Next Sunday

Misdiagnosed: Stop Managing What You Need to Solve

Leadership problems don’t disappear when you rename them. But many leaders do exactly that—calling a problem a “tension” so they don’t have to deal with it. This episode exposes that pattern and offers a better path: accuracy, courage, and the willingness to turn the light on.

In this episode of The Next Sunday Podcast, hosts Jim Sheppard and Frank Bealer unpack Frank’s Substack post Misdiagnosed and the leadership drift it names: misdiagnosis becomes a sanctuary for the tired leader, the insecure leader, and the leader running low on emotional margin.

The conversation starts with a well-known leadership idea: some things are a problem to solve, and some things are a tension to manage. Frank explains how that true principle often gets misused. When a leader is conflict-avoidant, exhausted, or protecting themselves emotionally, they may start declaring problems to be “tensions,” because tensions feel safer. They can be tolerated. They don’t require action.
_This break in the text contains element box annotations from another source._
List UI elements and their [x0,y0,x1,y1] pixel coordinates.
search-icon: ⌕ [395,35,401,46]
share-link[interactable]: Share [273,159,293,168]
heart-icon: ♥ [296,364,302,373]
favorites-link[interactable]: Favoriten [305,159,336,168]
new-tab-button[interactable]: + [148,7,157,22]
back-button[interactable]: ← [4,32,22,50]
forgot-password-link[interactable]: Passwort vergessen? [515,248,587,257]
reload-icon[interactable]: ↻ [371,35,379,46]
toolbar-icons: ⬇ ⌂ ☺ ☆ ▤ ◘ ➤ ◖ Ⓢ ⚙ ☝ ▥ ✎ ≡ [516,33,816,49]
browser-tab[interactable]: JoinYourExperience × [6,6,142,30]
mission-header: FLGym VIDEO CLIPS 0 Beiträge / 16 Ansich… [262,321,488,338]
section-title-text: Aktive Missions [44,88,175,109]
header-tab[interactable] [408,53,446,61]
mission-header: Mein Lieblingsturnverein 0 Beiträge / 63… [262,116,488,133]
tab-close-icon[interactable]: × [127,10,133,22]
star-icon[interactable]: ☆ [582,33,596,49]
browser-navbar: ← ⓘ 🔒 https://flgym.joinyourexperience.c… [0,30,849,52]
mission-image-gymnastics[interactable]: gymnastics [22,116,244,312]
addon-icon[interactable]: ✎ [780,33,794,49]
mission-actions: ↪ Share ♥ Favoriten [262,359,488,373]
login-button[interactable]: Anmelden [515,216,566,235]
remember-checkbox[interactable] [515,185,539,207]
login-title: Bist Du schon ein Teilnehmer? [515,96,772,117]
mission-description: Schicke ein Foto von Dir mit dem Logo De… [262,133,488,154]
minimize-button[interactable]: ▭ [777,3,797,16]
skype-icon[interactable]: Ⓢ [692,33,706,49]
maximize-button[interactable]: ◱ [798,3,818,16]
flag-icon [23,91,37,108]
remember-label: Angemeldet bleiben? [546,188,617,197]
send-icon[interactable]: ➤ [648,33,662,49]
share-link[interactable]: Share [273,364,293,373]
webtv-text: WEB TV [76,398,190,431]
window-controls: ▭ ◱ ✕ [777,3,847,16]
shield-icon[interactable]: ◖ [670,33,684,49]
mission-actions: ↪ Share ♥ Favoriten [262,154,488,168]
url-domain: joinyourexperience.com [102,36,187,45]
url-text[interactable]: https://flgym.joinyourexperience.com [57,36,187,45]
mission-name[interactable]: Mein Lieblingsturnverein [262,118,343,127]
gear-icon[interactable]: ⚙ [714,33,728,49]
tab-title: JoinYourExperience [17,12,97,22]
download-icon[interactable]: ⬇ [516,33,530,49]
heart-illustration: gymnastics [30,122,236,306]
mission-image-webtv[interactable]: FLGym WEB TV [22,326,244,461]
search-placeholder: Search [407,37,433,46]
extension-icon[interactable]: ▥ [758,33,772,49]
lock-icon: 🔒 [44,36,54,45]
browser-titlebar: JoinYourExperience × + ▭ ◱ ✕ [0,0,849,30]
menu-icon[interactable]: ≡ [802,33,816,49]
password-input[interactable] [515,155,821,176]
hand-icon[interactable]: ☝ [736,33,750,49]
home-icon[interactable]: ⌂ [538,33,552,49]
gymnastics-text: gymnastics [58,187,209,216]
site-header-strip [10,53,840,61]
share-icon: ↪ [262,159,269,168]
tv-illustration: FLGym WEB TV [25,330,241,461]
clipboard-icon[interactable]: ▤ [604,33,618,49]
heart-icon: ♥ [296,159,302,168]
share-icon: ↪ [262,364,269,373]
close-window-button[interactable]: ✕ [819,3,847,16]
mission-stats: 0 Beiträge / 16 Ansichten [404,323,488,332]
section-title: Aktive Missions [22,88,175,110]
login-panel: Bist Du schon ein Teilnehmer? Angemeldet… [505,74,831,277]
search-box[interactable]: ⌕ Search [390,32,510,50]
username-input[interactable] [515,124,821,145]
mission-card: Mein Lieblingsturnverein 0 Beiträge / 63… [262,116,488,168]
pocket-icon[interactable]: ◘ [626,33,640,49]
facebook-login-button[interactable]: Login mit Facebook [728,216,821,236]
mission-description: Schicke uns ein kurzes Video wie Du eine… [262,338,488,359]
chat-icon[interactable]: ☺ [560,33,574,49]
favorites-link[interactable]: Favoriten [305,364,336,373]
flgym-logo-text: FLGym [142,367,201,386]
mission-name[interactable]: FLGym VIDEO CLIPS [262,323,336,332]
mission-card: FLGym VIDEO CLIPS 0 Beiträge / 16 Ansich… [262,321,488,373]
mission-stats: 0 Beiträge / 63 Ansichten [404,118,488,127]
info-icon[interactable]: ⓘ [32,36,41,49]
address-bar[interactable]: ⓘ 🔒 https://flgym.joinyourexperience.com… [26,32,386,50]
Jim and Frank explore what fuels that pattern:

  • Fatigue and relentless pace
  • Conflict avoidance that intensifies when leaders are tired
  • “Avoidance in wisdom’s clothing”
  • Growth as a mask that makes misdiagnosis easier to ignore
Frank argues that a healthy leadership habit is learning to keep “new eyes” even when you are no longer new, and to ask, “If someone took my job tomorrow, where would they look that I should have been looking?”

They also get practical around one of the most common places misdiagnosis shows up: team dysfunction and staff issues. Jim makes the case that keeping the wrong fit around is not kindness. It is costly to the whole team and ultimately costly to the person who isn’t thriving. He even recommends generous severance, because the delay almost always costs more than the decision.

This episode is a must-listen for pastors, nonprofit leaders, executive teams, and church boards who want to lead with clarity instead of convenience.